Defensor do “engajamento” nas artes, ou seja, de que a obra de arte fosse, simultaneamente, realização estética e formal e sustentáculo ideológico das convicções do autor, a parte ficcional do trabalho de Sartre segue, de maneira absolutamente coerente, a ideia de arte engajada. Em romances como A idade da razão, Sursis, Com a morte na alma e na peça de teatro Entre quatro paredes Sartre produziria uma literatura de altíssimo nível (que acabaria por conferir o Prêmio Nobel, por ele recusado), na qual se desenvolvem os princípios da filosofia existencialista.

Romance existencialista

A náusea talvez seja a forma mais bem-acabada de romance existencialista já produzido. Nele, vemos a narrativa das aventuras (desaventuras?) de Roquentin, pequeno intelectual burguês, que viaja para uma cidade do interior para realizar um projeto histórico de relevância ínfima: escrever sobre um obscuro personagem, o Marquês de Rollebon. Enfastiado, reconhecendo o absurdo fundamental da existência (outro tema muito caro aos existencialistas, especialmente presente na obra de Albert Camus), Roquentin escreve uma espécie de diário, no qual anota suas impressões sobre o cotidiano insípido e sobra sua própria melancolia e sensação de inutilidade. A veia sarcástica de Sartre desponta ao traçar o personagem do “autodidata” que pretende ler toda a biblioteca da cidade, em ordem alfabética. Tal busca insana pela totalidade do conhecimento ridiculariza o gosto pelo academicismo e pela erudição estéril de parte da intelectualidade francesa. A “solução”, se é possível utilizar o termo como justeza, é de natureza estética. Subitamente, Roquentin ouve um disco antigo, uma velha gravação de blues (Sartre sempre um entusiasta da arte americana, do cinema, do romance de Falukner e do jazz). A partir da audição do disco, uma nova camada de experiência se abre para o atormentado Roquentin, que assim é salvo por intermédio da arte.

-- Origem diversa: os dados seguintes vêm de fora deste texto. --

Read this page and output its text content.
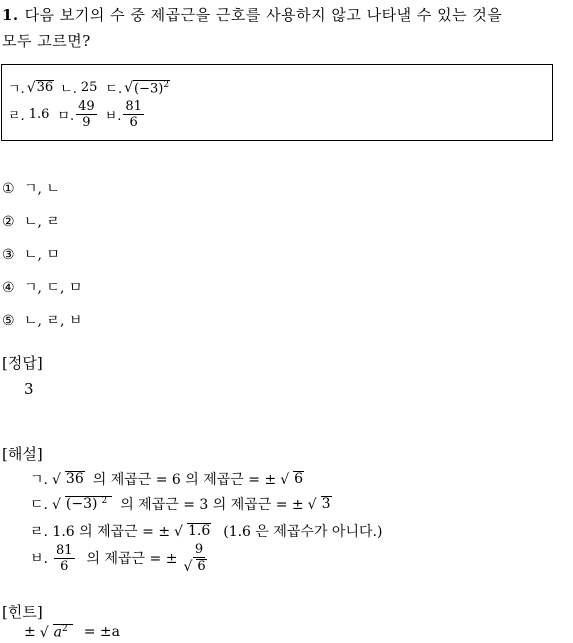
1. 다음 보기의 수 중 제곱근을 근호를 사용하지 않고 나타낼 수 있는 것을
모두 고르면?
ㄱ. √ 36 ㄴ. 25 ㄷ. √ $(-3)^2$
ㄹ. 1.6 ㅁ. $\frac{49}{9}$ ㅂ. $\frac{81}{6}$
① ㄱ, ㄴ
② ㄴ, ㄹ
③ ㄴ, ㅁ
④ ㄱ, ㄷ, ㅁ
⑤ ㄴ, ㄹ, ㅂ
[정답]
3
[해설]
ㄱ. √ 36 의 제곱근 = 6 의 제곱근 = ± √ 6
ㄷ. √ (−3) $^2$ 의 제곱근 = 3 의 제곱근 = ± √ 3
ㄹ. 1.6 의 제곱근 = ± √ 1.6 (1.6 은 제곱수가 아니다.)
ㅂ. $\frac{81}{6}$ 의 제곱근 = ± $\frac{9}{√ 6}$
[힌트]
± √ $a^2$	= ±a
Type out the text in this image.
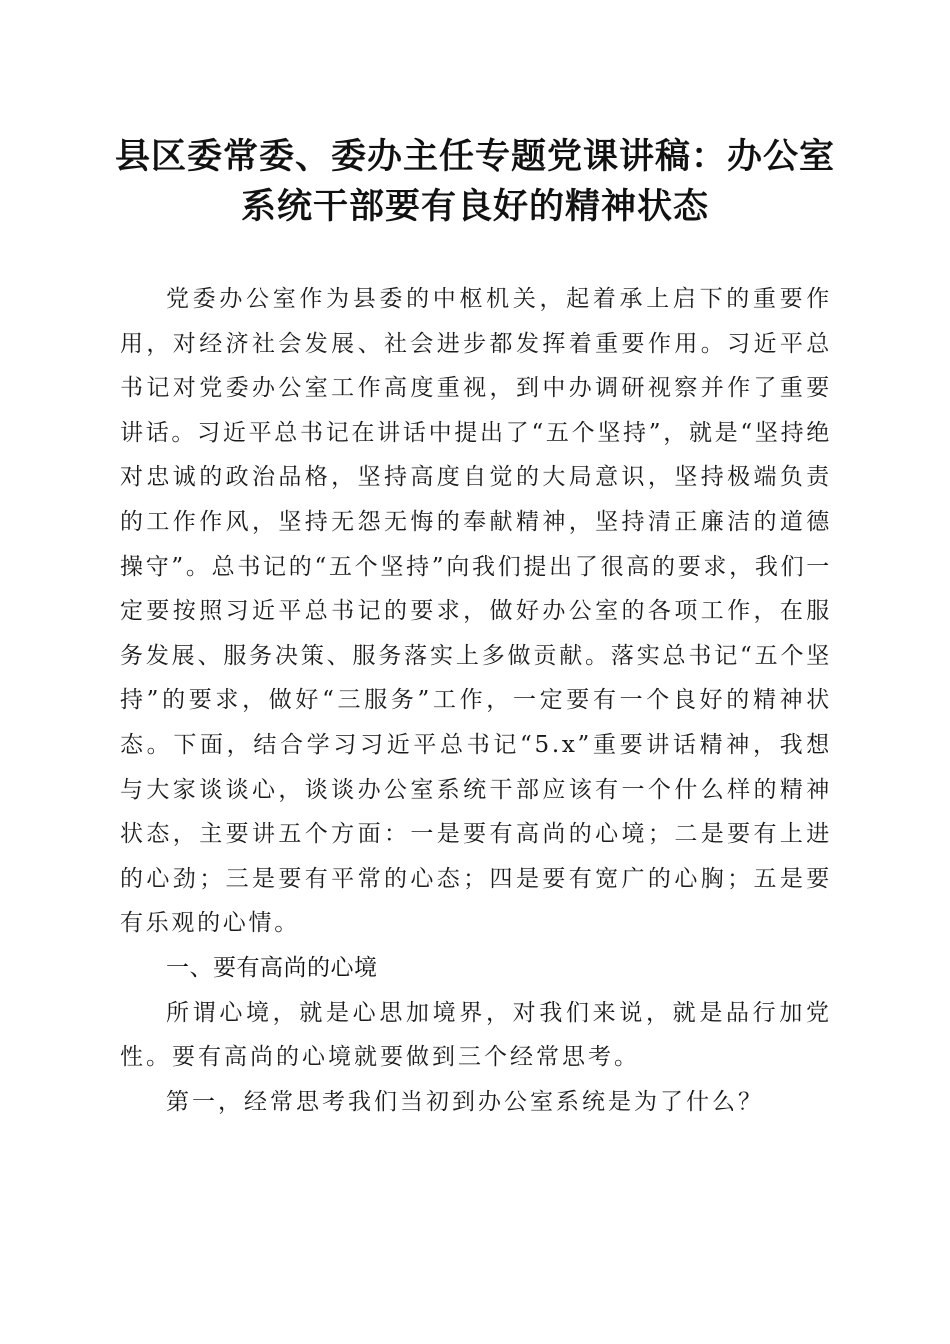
县区委常委、委办主任专题党课讲稿：办公室
系统干部要有良好的精神状态

党委办公室作为县委的中枢机关，起着承上启下的重要作用，对经济社会发展、社会进步都发挥着重要作用。习近平总书记对党委办公室工作高度重视，到中办调研视察并作了重要讲话。习近平总书记在讲话中提出了“五个坚持”，就是“坚持绝对忠诚的政治品格，坚持高度自觉的大局意识，坚持极端负责的工作作风，坚持无怨无悔的奉献精神，坚持清正廉洁的道德操守”。总书记的“五个坚持”向我们提出了很高的要求，我们一定要按照习近平总书记的要求，做好办公室的各项工作，在服务发展、服务决策、服务落实上多做贡献。落实总书记“五个坚持”的要求，做好“三服务”工作，一定要有一个良好的精神状态。下面，结合学习习近平总书记“5.x”重要讲话精神，我想与大家谈谈心，谈谈办公室系统干部应该有一个什么样的精神状态，主要讲五个方面：一是要有高尚的心境；二是要有上进的心劲；三是要有平常的心态；四是要有宽广的心胸；五是要有乐观的心情。

一、要有高尚的心境

所谓心境，就是心思加境界，对我们来说，就是品行加党性。要有高尚的心境就要做到三个经常思考。

第一，经常思考我们当初到办公室系统是为了什么？
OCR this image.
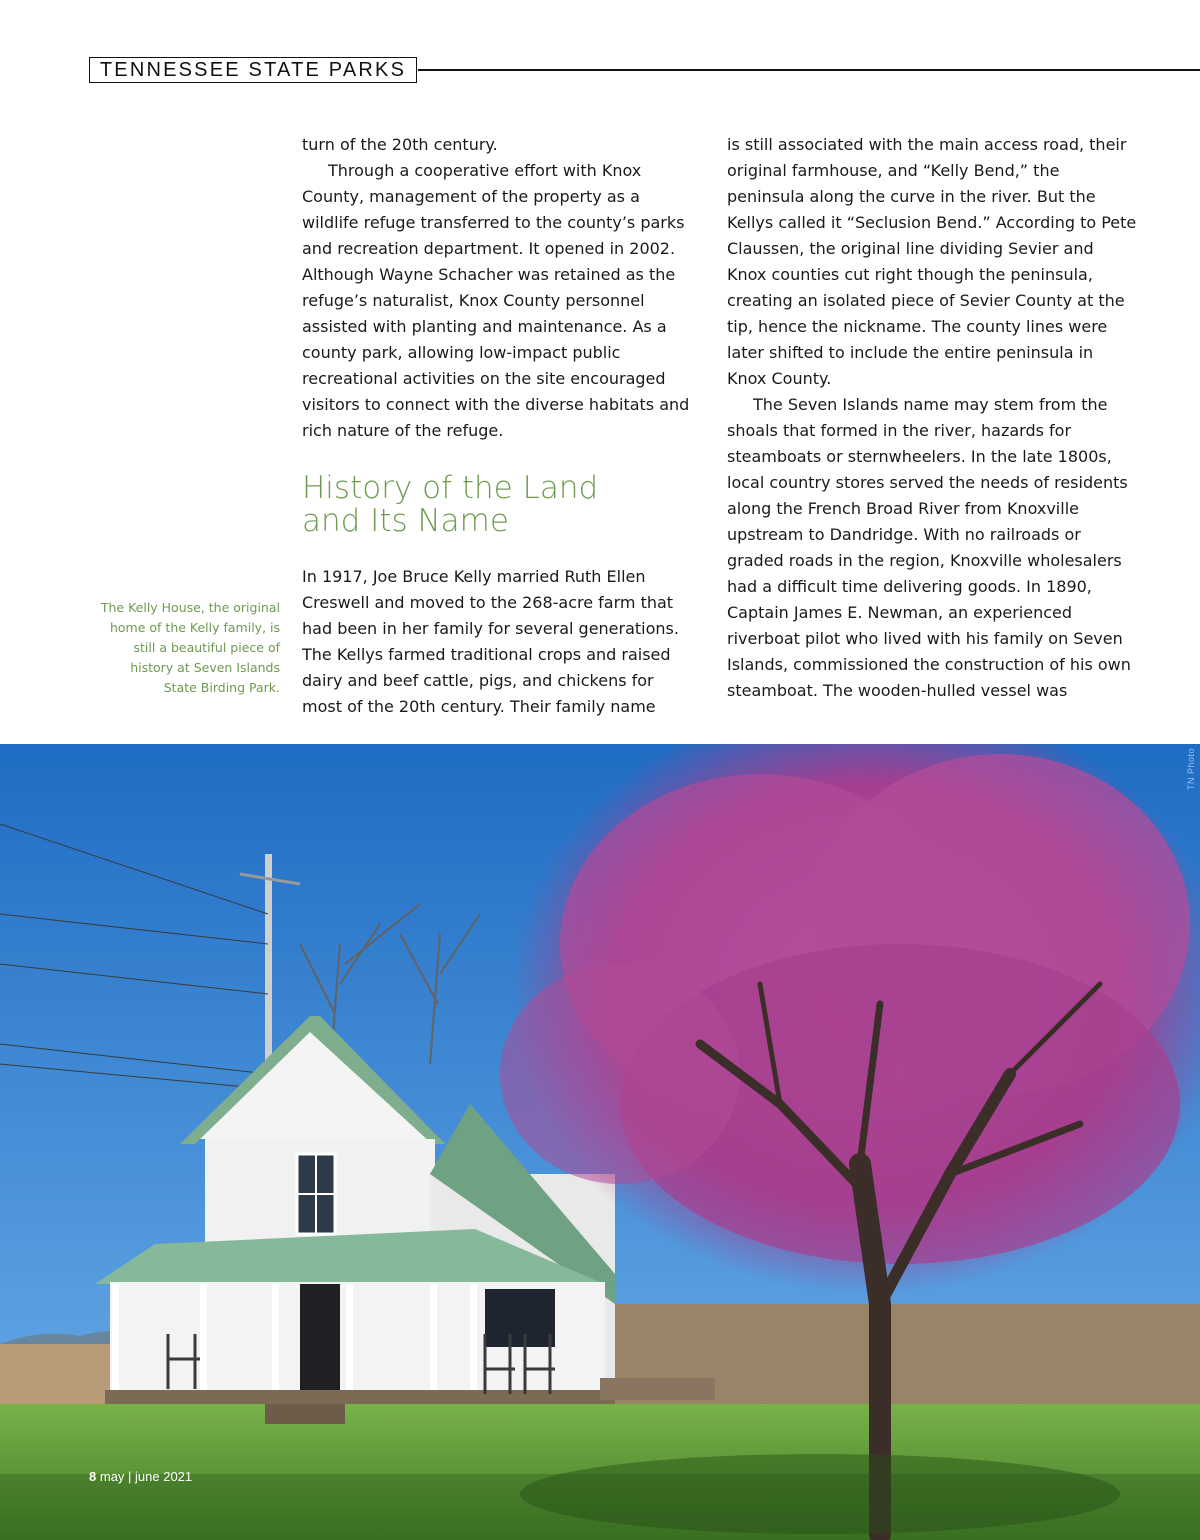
TENNESSEE STATE PARKS

turn of the 20th century.

Through a cooperative effort with Knox County, management of the property as a wildlife refuge transferred to the county’s parks and recreation department. It opened in 2002. Although Wayne Schacher was retained as the refuge’s naturalist, Knox County personnel assisted with planting and maintenance. As a county park, allowing low-impact public recreational activities on the site encouraged visitors to connect with the diverse habitats and rich nature of the refuge.

History of the Land and Its Name

In 1917, Joe Bruce Kelly married Ruth Ellen Creswell and moved to the 268-acre farm that had been in her family for several generations. The Kellys farmed traditional crops and raised dairy and beef cattle, pigs, and chickens for most of the 20th century. Their family name

is still associated with the main access road, their original farmhouse, and “Kelly Bend,” the peninsula along the curve in the river. But the Kellys called it “Seclusion Bend.” According to Pete Claussen, the original line dividing Sevier and Knox counties cut right though the peninsula, creating an isolated piece of Sevier County at the tip, hence the nickname. The county lines were later shifted to include the entire peninsula in Knox County.

The Seven Islands name may stem from the shoals that formed in the river, hazards for steamboats or sternwheelers. In the late 1800s, local country stores served the needs of residents along the French Broad River from Knoxville upstream to Dandridge. With no railroads or graded roads in the region, Knoxville wholesalers had a difficult time delivering goods. In 1890, Captain James E. Newman, an experienced riverboat pilot who lived with his family on Seven Islands, commissioned the construction of his own steamboat. The wooden-hulled vessel was

The Kelly House, the original home of the Kelly family, is still a beautiful piece of history at Seven Islands State Birding Park.
TN Photo
8 may | june 2021
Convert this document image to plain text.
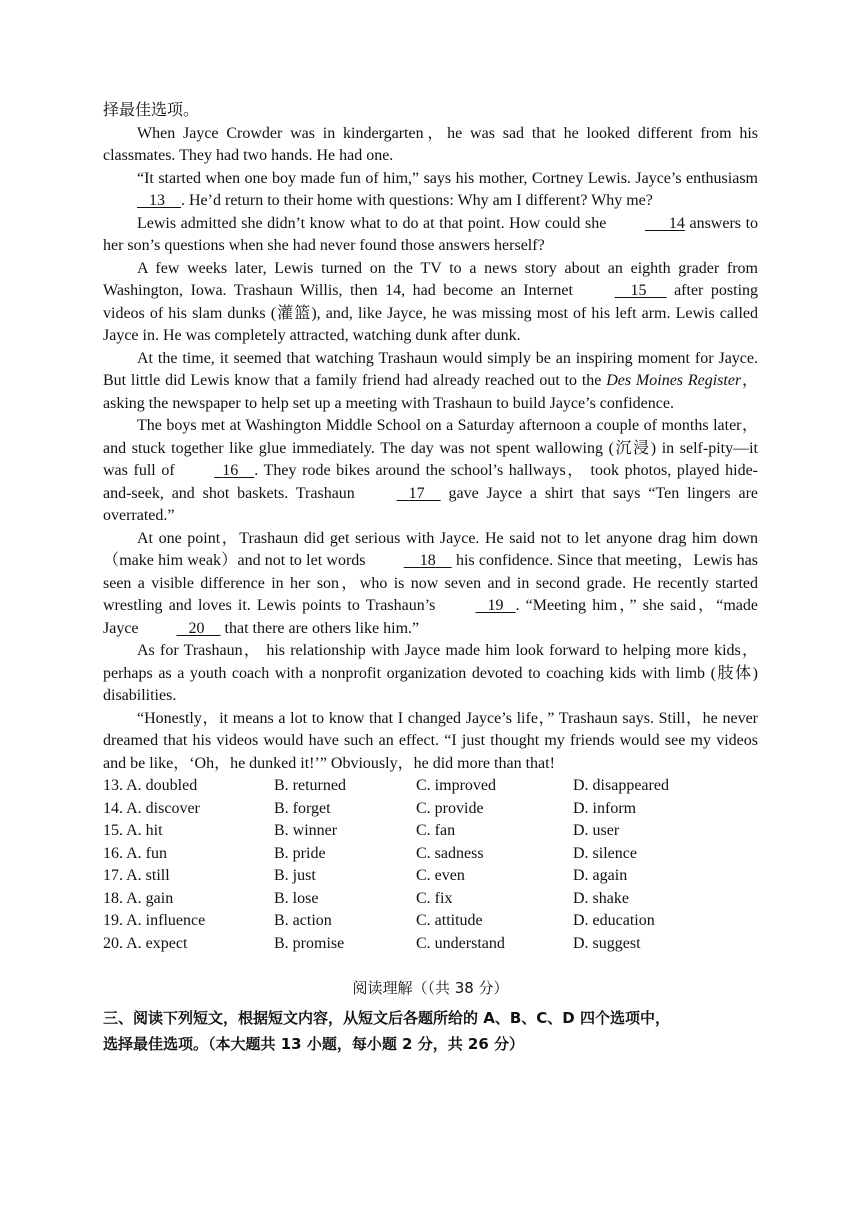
择最佳选项。

When Jayce Crowder was in kindergarten，he was sad that he looked different from his classmates. They had two hands. He had one.

“It started when one boy made fun of him,” says his mother, Cortney Lewis. Jayce’s enthusiasm    13 . He’d return to their home with questions: Why am I different? Why me?

Lewis admitted she didn’t know what to do at that point. How could she	14 answers to her son’s questions when she had never found those answers herself?

A few weeks later, Lewis turned on the TV to a news story about an eighth grader from Washington, Iowa. Trashaun Willis, then 14, had become an Internet	15 after posting videos of his slam dunks (灌篮), and, like Jayce, he was missing most of his left arm. Lewis called Jayce in. He was completely attracted, watching dunk after dunk.

At the time, it seemed that watching Trashaun would simply be an inspiring moment for Jayce. But little did Lewis know that a family friend had already reached out to the Des Moines Register， asking the newspaper to help set up a meeting with Trashaun to build Jayce’s confidence.

The boys met at Washington Middle School on a Saturday afternoon a couple of months later， and stuck together like glue immediately. The day was not spent wallowing (沉浸) in self-pity—it was full of	16 . They rode bikes around the school’s hallways， took photos, played hide-and-seek, and shot baskets. Trashaun	17 gave Jayce a shirt that says “Ten lingers are overrated.”

At one point，Trashaun did get serious with Jayce. He said not to let anyone drag him down（make him weak）and not to let words	18 his confidence. Since that meeting，Lewis has seen a visible difference in her son，who is now seven and in second grade. He recently started wrestling and loves it. Lewis points to Trashaun’s	19 . “Meeting him，” she said，“made Jayce	20 that there are others like him.”

As for Trashaun， his relationship with Jayce made him look forward to helping more kids，perhaps as a youth coach with a nonprofit organization devoted to coaching kids with limb (肢体) disabilities.

“Honestly，it means a lot to know that I changed Jayce’s life，” Trashaun says. Still，he never dreamed that his videos would have such an effect. “I just thought my friends would see my videos and be like，‘Oh，he dunked it!’” Obviously，he did more than that!

13. A. doubled	B. returned	C. improved	D. disappeared
14. A. discover	B. forget	C. provide	D. inform
15. A. hit	B. winner	C. fan	D. user
16. A. fun	B. pride	C. sadness	D. silence
17. A. still	B. just	C. even	D. again
18. A. gain	B. lose	C. fix	D. shake
19. A. influence	B. action	C. attitude	D. education
20. A. expect	B. promise	C. understand	D. suggest
阅读理解（（共 38 分）

三、阅读下列短文，根据短文内容，从短文后各题所给的 A、B、C、D 四个选项中，
选择最佳选项。（本大题共 13 小题，每小题 2 分，共 26 分）
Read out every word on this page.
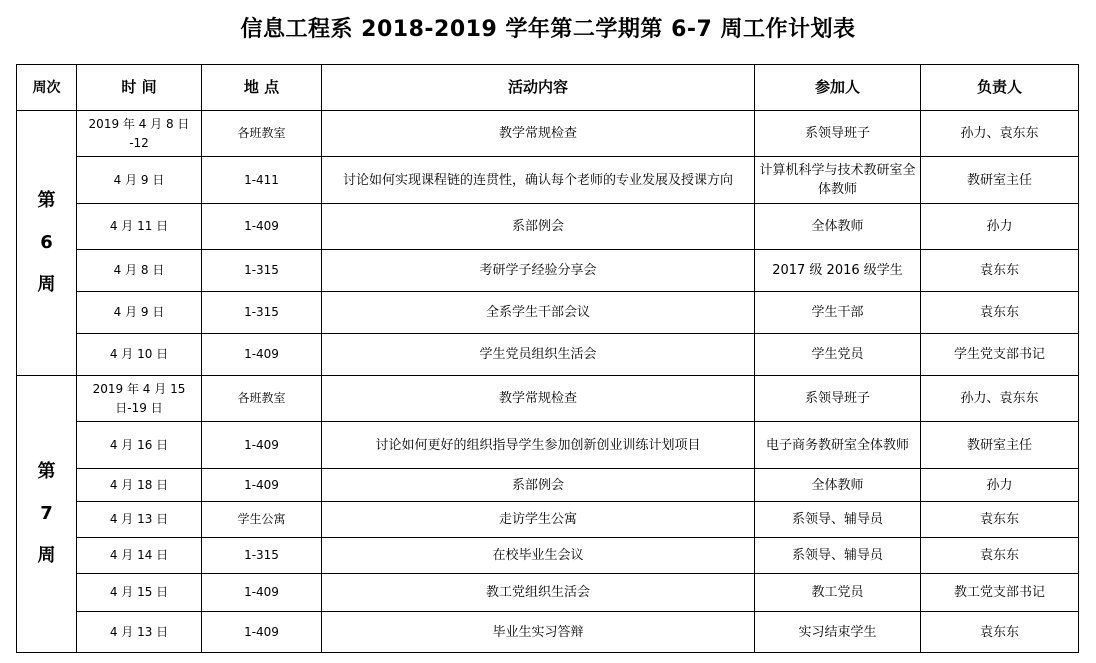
信息工程系 2018-2019 学年第二学期第 6-7 周工作计划表
周次	时 间	地 点	活动内容	参加人	负责人

第
6
周	2019 年 4 月 8 日 -12	各班教室	教学常规检查	系领导班子	孙力、袁东东
	4 月 9 日	1-411	讨论如何实现课程链的连贯性，确认每个老师的专业发展及授课方向	计算机科学与技术教研室全体教师	教研室主任
	4 月 11 日	1-409	系部例会	全体教师	孙力
	4 月 8 日	1-315	考研学子经验分享会	2017 级 2016 级学生	袁东东
	4 月 9 日	1-315	全系学生干部会议	学生干部	袁东东
	4 月 10 日	1-409	学生党员组织生活会	学生党员	学生党支部书记

第
7
周	2019 年 4 月 15 日-19 日	各班教室	教学常规检查	系领导班子	孙力、袁东东
	4 月 16 日	1-409	讨论如何更好的组织指导学生参加创新创业训练计划项目	电子商务教研室全体教师	教研室主任
	4 月 18 日	1-409	系部例会	全体教师	孙力
	4 月 13 日	学生公寓	走访学生公寓	系领导、辅导员	袁东东
	4 月 14 日	1-315	在校毕业生会议	系领导、辅导员	袁东东
	4 月 15 日	1-409	教工党组织生活会	教工党员	教工党支部书记
	4 月 13 日	1-409	毕业生实习答辩	实习结束学生	袁东东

A arte, aliás, ocuparia o centro das atenções da produção final de Sartre, que escreveu estudos de crítica literária fundamentais, como o imenso O idiota da família, sobre Flaubert, no qual o filósofo desenvolveria o conceito de “neurose subjetiva”, e os dedicados a Genet e Baudelaire.

Última grande figura de intelectual público, polemista, polígrafo e trabalhador incansável, Sartre representa o homem de letras sempre atento e partícipe das questões de seu tempo. Algo que, para nós, lamentavelmente, tornou-se impossível de encontrar.